De acordo com a Base de Dados das Profissões Reguladas da União Europeia, mais de 1900 médicos portugueses foram para um outro País na Europa. No sentido contrário, são quase 10 vezes menos.
Próxima crise será quando?
“Contratar todos, recrutar no estrangeiro e pagar melhor”, disse a ministra em frente aos deputados, sobre as medidas a que se propõe dar gás nos próximos meses, mas o caderno de encargos do setor mostra que a tarefa de Marta Temido poderá ser hercúlea perante os problemas estruturais que são apontados ao SNS.

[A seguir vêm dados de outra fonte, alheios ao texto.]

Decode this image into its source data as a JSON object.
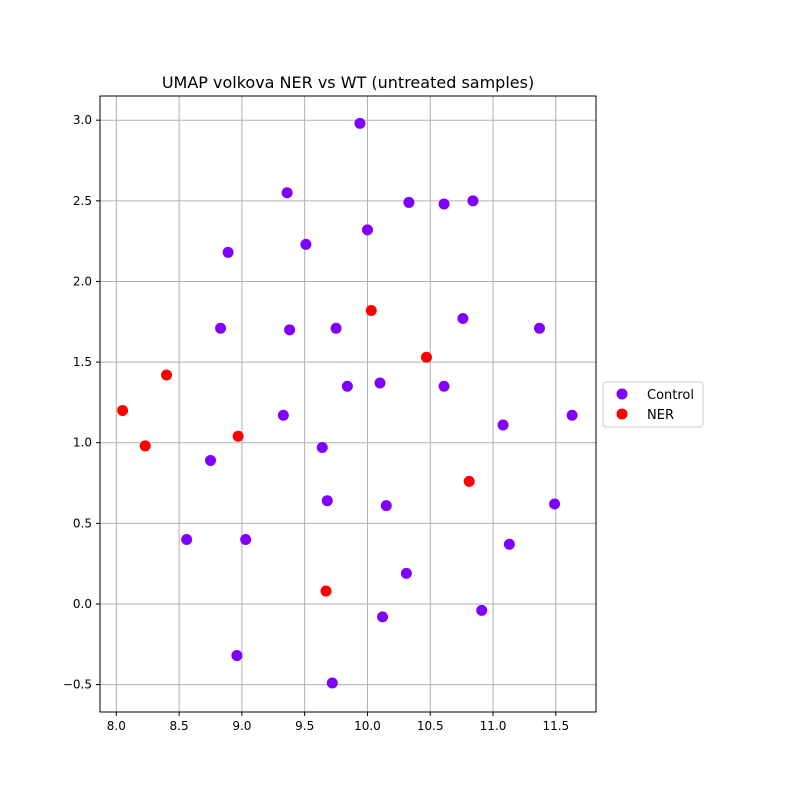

“Para começo da solução deste problema com que nos deparamos agora, é preciso melhorar a remuneração-base para todos. Desde há uma década, aquando do último acordo coletivo, houve uma perda do poder de compra na ordem dos 30%. Há que alterar as condições para assistentes da carreira médica; reforçar o número de profissionais”, começa por elencar Noel Carrilho.
Roque da Cunha lembra, igualmente, que é preciso repensar a forma como o SNS “recorre aos privados, ainda por cima com a luz verde de uma ministra que teve a capacidade de acabar com as parcerias público-privadas (PPP)”. “Nas PPP que existiam, os profissionais estavam satisfeitos e o custo para o Estado era, segundo os relatórios, eficaz. Em Braga e Loures, onde tantos problemas tem havido, os contratos PPP não permitiu o encerramento de serviços e da maternidade enquanto estiveram em vigor”, adianta.
Esta tese é corroborada por Alexandre Valentim Lourenço, da Ordem dos Médicos: “Há um hospital que não tem problemas – de Cascais [uma PPP]. Vila Franca de Xira e Loures são dos que precisam mais de médicos; deixaram de ser PPP há um ano e outro há seis meses. Desde essa altura passaram a precisar de recorrer a empresas tarefeiras para ter médicos, quando nunca tiveram problemas. Na ‘crise das maternidades’, em 2019, estes dois hospitais não pediram contingência, como agora, assim como o de Braga”.